Piano Antiviolenza alla stretta finale

Piano Antiviolenza alla stretta finale

Il Piano Anti-violenza è alle battute finali; le aree di intervento sono diverse: prevenzione della violenza in senso stretto, istruzione e informazione, comunicazione, organizzazione dell’ascolto e dell’accoglienza delle donne, valutazione del rischio, formazione degli operatori, codice rosa, reinserimento sociale ed economico delle donne, recupero dell’uomo maltrattante e sistema informativo integrato. Ma la novità più importante è che il finanziamento dei centri antiviolenza sarà permanente, 10 milioni all’anno.

Chiusura “vicina” per il Piano nazionale antiviolenza, previsto dal decreto Femminicidio approvato dal Parlamento ad ottobre. Sette gruppi tecnici di lavoro, un tavolo a cui siedono praticamente tutti i ministeri, coordinato da Maria Cecilia Guerra, viceministra alle Pari opportunità. 10 milioni in 4 anni il finanziamento, (compreso il 2013).

Quanto manca alla chiusura?

La chiusura è molto vicina, due settimane “per comporre il mosaico” del lavoro dei diversi gruppi, due mesi per l’approvazione, con un passaggio in Conferenza unificata. Ma sono rilassata, avere completato l’iter è meno importante che averlo avviato, mentre lo scriviamo il Piano lo stiamo già sperimentando. Per andare a regime ci vorrà del tempo. Le aree di intervento sono diverse: prevenzione della violenza in senso stretto, istruzione e informazione (che coinvolge la rete della scuola dalla materna all’università), comunicazione, organizzazione dell’ascolto e dell’accoglienza delle donne, valutazione del rischio, formazione degli operatori, il codice rosa cioè la capacità di creare una filiera di intervento dal pronto soccorso ai servizi sociali, reinserimento sociale ed economico delle donne, recupero dell’uomo maltrattante e il sistema informativo integrato ovvero i dati.

Il Codice rosa di Grosseto, una delle esperienze di intervento più rodate che lei ha visitato a dicembre, sarà esteso a livello nazionale?

Il Codice rosa è un modello di relazione fra forze dell’ordine, pronto soccorsi e procure per avere una presa in carico unitaria di una donna che si presenti avendo subito violenza.
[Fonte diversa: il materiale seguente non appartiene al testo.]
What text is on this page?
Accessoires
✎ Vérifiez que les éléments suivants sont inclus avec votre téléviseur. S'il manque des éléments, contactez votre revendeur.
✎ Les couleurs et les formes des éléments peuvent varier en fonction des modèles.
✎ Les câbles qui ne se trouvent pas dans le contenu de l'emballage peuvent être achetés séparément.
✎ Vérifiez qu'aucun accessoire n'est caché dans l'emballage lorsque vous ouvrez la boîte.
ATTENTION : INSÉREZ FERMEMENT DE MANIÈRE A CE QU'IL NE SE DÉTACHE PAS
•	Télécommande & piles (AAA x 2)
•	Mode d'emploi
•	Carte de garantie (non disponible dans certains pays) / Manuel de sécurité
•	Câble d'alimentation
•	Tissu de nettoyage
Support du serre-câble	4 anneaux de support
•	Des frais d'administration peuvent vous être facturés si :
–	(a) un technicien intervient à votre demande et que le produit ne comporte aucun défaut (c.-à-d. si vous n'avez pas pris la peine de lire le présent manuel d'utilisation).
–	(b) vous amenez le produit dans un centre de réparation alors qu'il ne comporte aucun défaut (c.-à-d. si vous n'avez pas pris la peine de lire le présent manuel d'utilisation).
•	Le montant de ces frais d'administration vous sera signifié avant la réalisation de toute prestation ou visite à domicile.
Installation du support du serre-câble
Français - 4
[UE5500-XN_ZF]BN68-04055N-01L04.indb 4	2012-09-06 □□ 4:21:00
C’è una formazione specifica che a Grosseto hanno sviluppato ma ci sono anche altre esperienze sul territorio organizzate diversamente. Noi non imporremo un’unica modalità, prendiamo gli elementi comuni per proporre protocolli di integrazione. Ciascuna amministrazione farà propri programmi di formazione. Poi abbiamo l’importante passaggio della valutazione del rischio ovvero la raccolta di informazioni dalle forze dell’ordine al sistema sanitario, ai servizi sociali, per capire quanto la violenza è episodica o meno. Si tratta di un questionario di valutazione che è già pronto, la scommessa è farlo applicare in modo omogeneo sul territorio.

Finanziamento dei centri antiviolenza, il Piano punta a creare una rete più strutturata, sarà davvero così?

Le regioni hanno completato la ricognizione dei centri, su questi dati possiamo definire i criteri di riparto dei fondi. Il finanziamento sarà collegato al rispetto di standard qualitativi. Su questo l’interlocuzione è ancora aperta, ai tavoli tecnici è presente la rete Dire. Poi il discorso anche qui è con le regioni. E’ la prima volta, con il decreto femminicidio, che i soldi vengono distribuiti dalle regioni, fino ad ora era il dipartimento pari opportunità a farlo sulla base di bandi e progetti, un finanziamento che ha carattere di discrezionalità. Inoltre, d’ora in poi il finanziamento sarà permanente, 10 milioni all’anno che non rientrano nei soldi stanziati per il Piano, sono in più.

Infine i dati, avremo una banca dati pubblica e aggiornata?

Sicuramente i dati saranno pubblici. Oggi i dati sono rilevati, ma bisogna far parlare le diverse banche dati, carabinieri, polizia, procure. Rilevare i dati sulla violenza non è banale perché è un dato nascosto, le donne tendono a non parlarne. Il dipartimento nel 2012 ha finanziato una nuova indagine Istat sulla violenza (dopo quella del 2007) che darà i risultati spero quest’anno. Sapremo non solo il dato sugli atti di violenza, ma le motivazioni, le reazioni delle donne. I dati del 2007 sono molto interessanti, ci hanno detto che in pochi casi le denunce venivano fatte, le donne di questo ancora non parlano.